In a pediatrician's office, a mother is in despair: she went to around ten pharmacies to find, in vain, the antibiotic prescribed five days earlier to treat her baby's ear infection. The doctor decides to prescribe another one, with a broader spectrum of action, even if it means ultimately promoting the resistance of the bacteria. This situation, filmed by journalist Julie Lotz last March, has become commonplace: last winter, nearly 5,000 references for medicines, often essential, were missing, five times more than in 2018.
How to explain this shortage? The magazine “Cash Investigation” is conducting the investigation using the example of amoxicillin, a common antibiotic. Relaying the discourse held by manufacturers for fifty years, pharmacists first blame the prices of medicines in France: they are much lower than in other European countries and laboratories sell their stock to the highest bidder. An argument swept aside by an economist, then by the former Minister of Health Agnès Buzyn.

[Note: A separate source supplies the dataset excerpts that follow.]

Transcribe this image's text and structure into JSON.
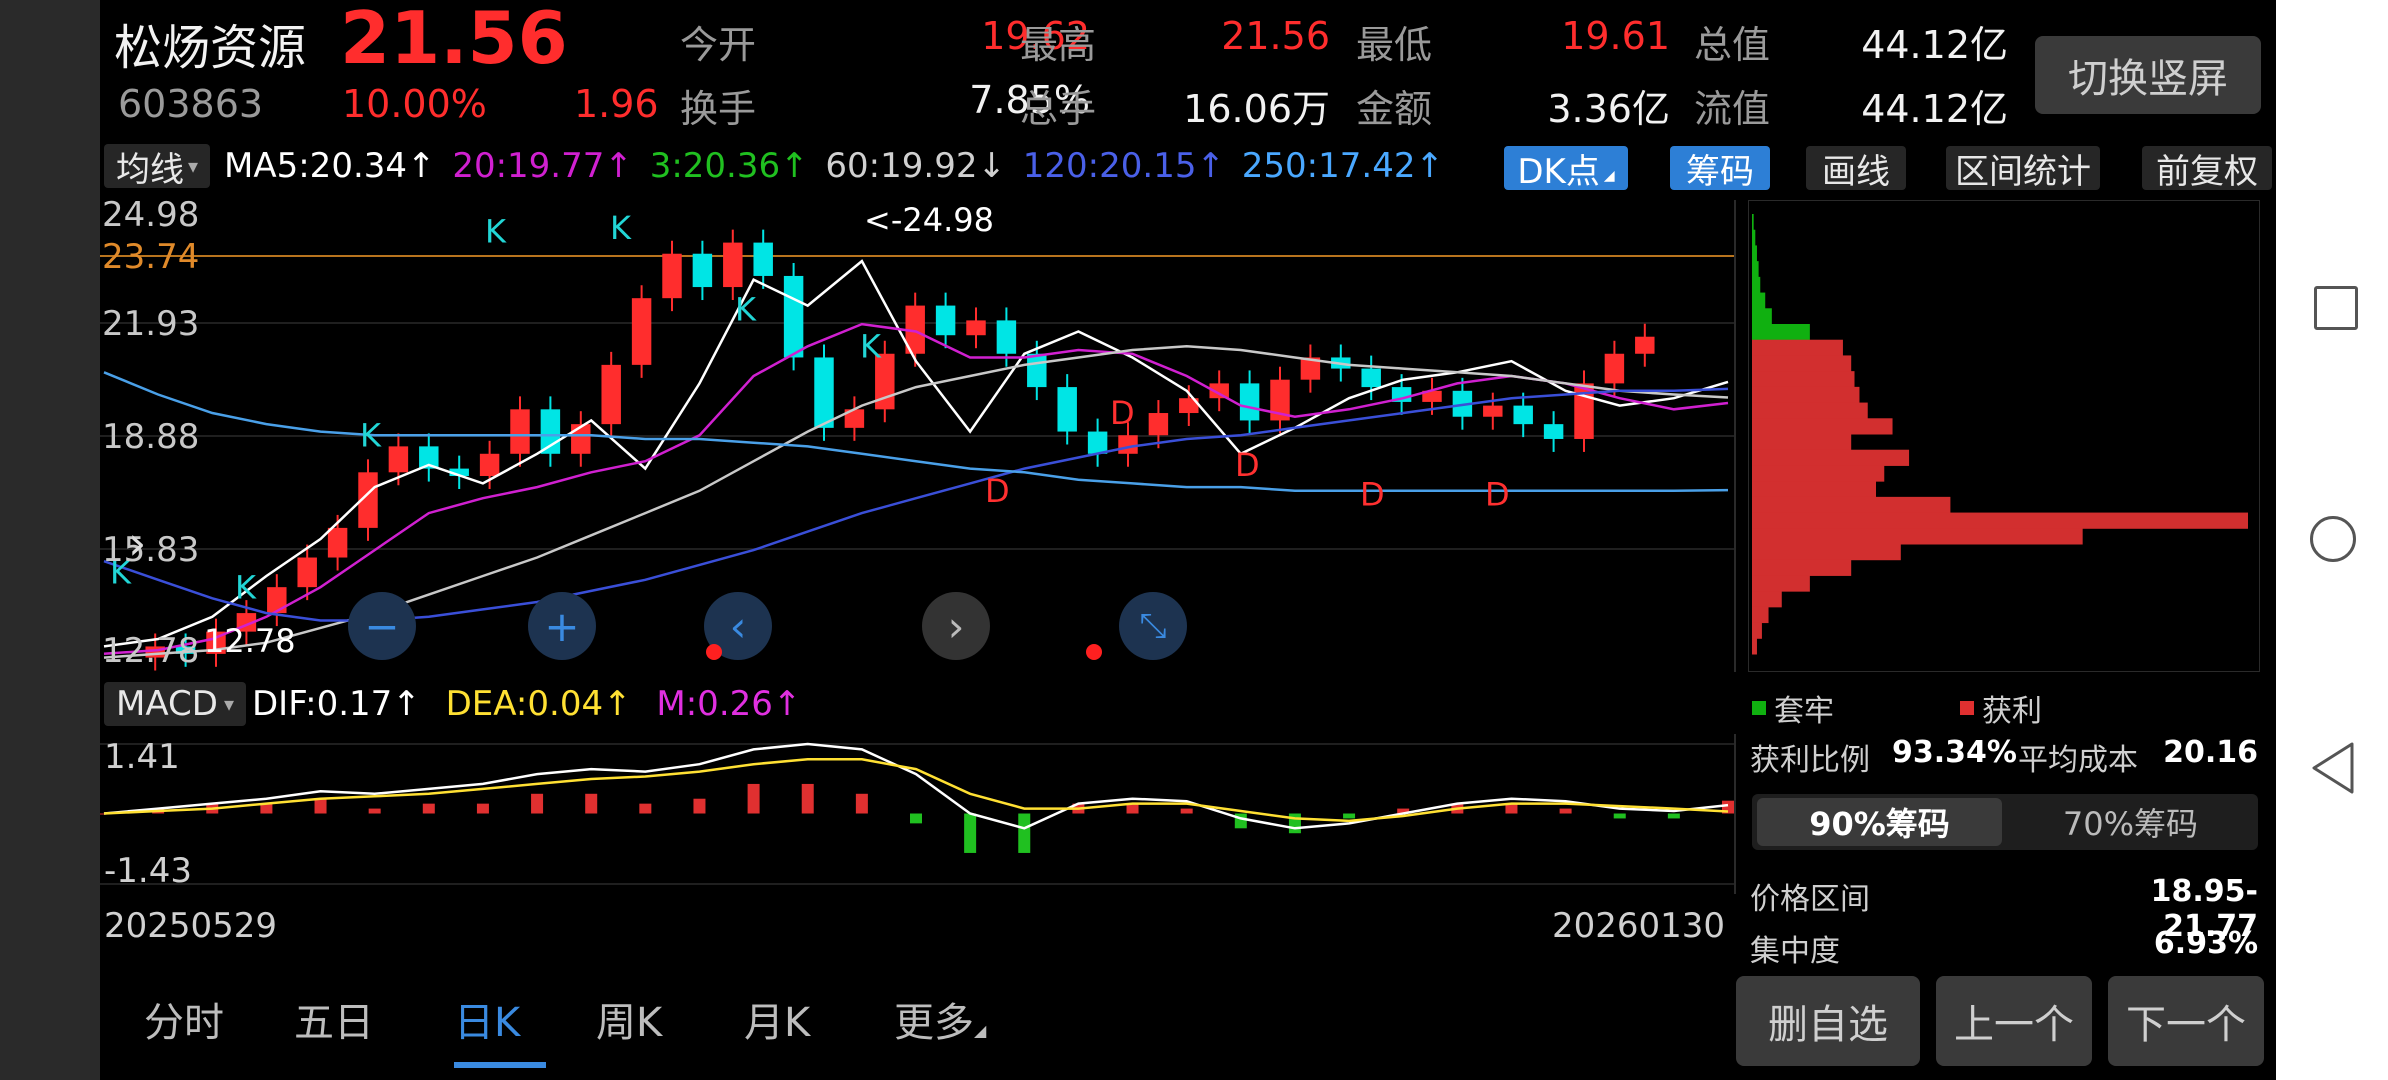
{
  "stock": {
    "name": "松炀资源",
    "price": "21.56",
    "code": "603863",
    "change_pct": "10.00%",
    "change": "1.96"
  },
  "quote": {
    "open_label": "今开",
    "open": "19.62",
    "high_label": "最高",
    "high": "21.56",
    "low_label": "最低",
    "low": "19.61",
    "mktcap_label": "总值",
    "mktcap": "44.12亿",
    "turnover_label": "换手",
    "turnover": "7.85%",
    "volume_label": "总手",
    "volume": "16.06万",
    "amount_label": "金额",
    "amount": "3.36亿",
    "float_label": "流值",
    "float": "44.12亿"
  },
  "switch_button": "切换竖屏",
  "ma_bar": {
    "selector": "均线",
    "ma5": "MA5:20.34↑",
    "ma20": "20:19.77↑",
    "ma3": "3:20.36↑",
    "ma60": "60:19.92↓",
    "ma120": "120:20.15↑",
    "ma250": "250:17.42↑"
  },
  "tools": {
    "dk": "DK点",
    "chips": "筹码",
    "draw": "画线",
    "range": "区间统计",
    "adjust": "前复权"
  },
  "price_axis": [
    "24.98",
    "23.74",
    "21.93",
    "18.88",
    "15.83",
    "12.78"
  ],
  "max_marker": "<-24.98",
  "min_marker": "12.78",
  "macd_bar": {
    "selector": "MACD",
    "dif": "DIF:0.17↑",
    "dea": "DEA:0.04↑",
    "m": "M:0.26↑"
  },
  "macd_axis": [
    "1.41",
    "-1.43"
  ],
  "date_start": "20250529",
  "date_end": "20260130",
  "bottom_tabs": [
    "分时",
    "五日",
    "日K",
    "周K",
    "月K",
    "更多"
  ],
  "chip_panel": {
    "legend_trapped": "套牢",
    "legend_profit": "获利",
    "profit_ratio_label": "获利比例",
    "profit_ratio": "93.34%",
    "avg_cost_label": "平均成本",
    "avg_cost": "20.16",
    "tab_90": "90%筹码",
    "tab_70": "70%筹码",
    "range_label": "价格区间",
    "range": "18.95-21.77",
    "conc_label": "集中度",
    "conc": "6.93%"
  },
  "actions": {
    "remove": "删自选",
    "prev": "上一个",
    "next": "下一个"
  },
  "colors": {
    "up": "#ff2d2d",
    "down": "#00e5e5",
    "ma5": "#ffffff",
    "ma20": "#d020d0",
    "ma60": "#c8c8c8",
    "ma120": "#3a4fd8",
    "ma250": "#4aa0e8",
    "dif": "#ffffff",
    "dea": "#ffe033",
    "accent": "#2d7fd6"
  },
  "chart_data": {
    "type": "line",
    "x_range": [
      "20250529",
      "20260130"
    ],
    "ylim": [
      12.78,
      24.98
    ],
    "series": [
      {
        "name": "MA5:20.34↑",
        "values": [
          13.2,
          13.4,
          14.0,
          15.1,
          16.1,
          17.5,
          18.1,
          17.6,
          18.4,
          19.3,
          18.0,
          20.3,
          23.1,
          22.4,
          23.6,
          20.9,
          19.0,
          21.1,
          21.7,
          21.0,
          20.1,
          18.4,
          19.1,
          19.9,
          20.4,
          20.6,
          20.9,
          20.1,
          19.7,
          19.9,
          20.34
        ]
      },
      {
        "name": "20:19.77↑",
        "values": [
          13.0,
          13.1,
          13.4,
          14.0,
          14.8,
          15.8,
          16.8,
          17.2,
          17.5,
          17.9,
          18.2,
          18.9,
          20.5,
          21.3,
          21.9,
          21.7,
          21.0,
          21.0,
          21.2,
          21.1,
          20.5,
          19.7,
          19.4,
          19.6,
          19.9,
          20.3,
          20.5,
          20.3,
          19.9,
          19.6,
          19.77
        ]
      },
      {
        "name": "60:19.92↓",
        "values": [
          12.9,
          13.0,
          13.1,
          13.3,
          13.7,
          14.1,
          14.6,
          15.1,
          15.6,
          16.2,
          16.8,
          17.4,
          18.2,
          19.0,
          19.7,
          20.2,
          20.5,
          20.8,
          21.0,
          21.2,
          21.3,
          21.2,
          21.0,
          20.8,
          20.7,
          20.6,
          20.5,
          20.3,
          20.1,
          20.0,
          19.92
        ]
      },
      {
        "name": "120:20.15↑",
        "values": [
          15.5,
          15.0,
          14.5,
          14.1,
          13.9,
          13.9,
          14.0,
          14.2,
          14.4,
          14.7,
          15.0,
          15.4,
          15.8,
          16.3,
          16.8,
          17.2,
          17.6,
          18.0,
          18.3,
          18.6,
          18.8,
          18.9,
          19.1,
          19.3,
          19.5,
          19.7,
          19.9,
          20.0,
          20.1,
          20.1,
          20.15
        ]
      },
      {
        "name": "250:17.42↑",
        "values": [
          20.6,
          20.0,
          19.5,
          19.2,
          19.0,
          18.9,
          18.9,
          18.9,
          18.9,
          18.9,
          18.8,
          18.8,
          18.7,
          18.6,
          18.4,
          18.2,
          18.0,
          17.9,
          17.7,
          17.6,
          17.5,
          17.5,
          17.4,
          17.4,
          17.4,
          17.4,
          17.4,
          17.4,
          17.4,
          17.4,
          17.42
        ]
      }
    ],
    "closes": [
      13.2,
      13.0,
      13.6,
      14.1,
      14.8,
      15.6,
      16.4,
      17.9,
      18.6,
      18.0,
      17.8,
      18.4,
      19.6,
      18.4,
      19.2,
      20.8,
      22.6,
      23.8,
      22.9,
      24.1,
      23.2,
      21.0,
      19.1,
      19.6,
      21.1,
      22.4,
      21.6,
      22.0,
      21.1,
      20.2,
      19.0,
      18.4,
      18.9,
      19.5,
      19.9,
      20.3,
      19.3,
      20.4,
      21.0,
      20.7,
      20.2,
      19.8,
      20.1,
      19.4,
      19.7,
      19.2,
      18.8,
      20.3,
      21.1,
      21.56
    ],
    "dk_markers": [
      {
        "label": "K",
        "price": 14.9
      },
      {
        "label": "K",
        "price": 14.5
      },
      {
        "label": "K",
        "price": 18.6
      },
      {
        "label": "K",
        "price": 24.1
      },
      {
        "label": "K",
        "price": 24.2
      },
      {
        "label": "K",
        "price": 22.0
      },
      {
        "label": "K",
        "price": 21.0
      },
      {
        "label": "D",
        "price": 17.1
      },
      {
        "label": "D",
        "price": 19.2
      },
      {
        "label": "D",
        "price": 17.8
      },
      {
        "label": "D",
        "price": 17.0
      },
      {
        "label": "D",
        "price": 17.0
      }
    ],
    "macd": {
      "ylim": [
        -1.43,
        1.41
      ],
      "dif": [
        0.0,
        0.1,
        0.2,
        0.3,
        0.45,
        0.4,
        0.5,
        0.6,
        0.8,
        0.9,
        0.85,
        1.0,
        1.3,
        1.41,
        1.3,
        0.8,
        0.0,
        -0.3,
        0.2,
        0.3,
        0.25,
        -0.1,
        -0.3,
        -0.2,
        0.0,
        0.2,
        0.3,
        0.25,
        0.1,
        0.05,
        0.17
      ],
      "dea": [
        0.0,
        0.05,
        0.1,
        0.2,
        0.3,
        0.35,
        0.4,
        0.5,
        0.6,
        0.7,
        0.75,
        0.85,
        1.0,
        1.1,
        1.1,
        0.9,
        0.4,
        0.1,
        0.1,
        0.2,
        0.2,
        0.05,
        -0.1,
        -0.15,
        -0.05,
        0.1,
        0.2,
        0.2,
        0.15,
        0.1,
        0.04
      ],
      "hist": [
        0.0,
        0.1,
        0.2,
        0.2,
        0.3,
        0.1,
        0.2,
        0.2,
        0.4,
        0.4,
        0.2,
        0.3,
        0.6,
        0.6,
        0.4,
        -0.2,
        -0.8,
        -0.8,
        0.2,
        0.2,
        0.1,
        -0.3,
        -0.4,
        -0.1,
        0.1,
        0.2,
        0.2,
        0.1,
        -0.1,
        -0.1,
        0.26
      ]
    },
    "chip_distribution": {
      "price_levels": [
        23.0,
        22.8,
        22.6,
        22.4,
        22.2,
        22.0,
        21.8,
        21.6,
        21.4,
        21.2,
        21.0,
        20.8,
        20.6,
        20.4,
        20.2,
        20.0,
        19.8,
        19.6,
        19.4,
        19.2,
        19.0,
        18.8,
        18.6,
        18.4,
        18.2,
        18.0,
        17.8,
        17.6
      ],
      "volume": [
        1,
        2,
        3,
        4,
        5,
        8,
        12,
        35,
        55,
        60,
        62,
        65,
        70,
        85,
        60,
        95,
        80,
        75,
        120,
        300,
        200,
        90,
        60,
        35,
        18,
        10,
        6,
        3
      ],
      "profit_split_price": 21.56
    }
  }
}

Waste and economic interests
According to the latter, the global problem comes rather from the lack of anticipation of manufacturers in the face of the demographic explosion and the exponential rise in demand. Moving a little quickly on the relocation strategy carried out by the State to strengthen France's health sovereignty, Julie Lotz points out the inability of the authorities to regulate a just-in-time market and to avoid the overstocking of certain large pharmacies, which contributes to aggravate the phenomenon.
A ludicrous sequence, shot in a French factory, also denounces the waste of thousands of boxes of medicine due to minor packaging defects. The program ends with a spotlight on the struggle of patients with cystic fibrosis, both French and South African, to access treatments, sold at high prices by an American laboratory. Here again, economic interests take precedence, alas! on patient health.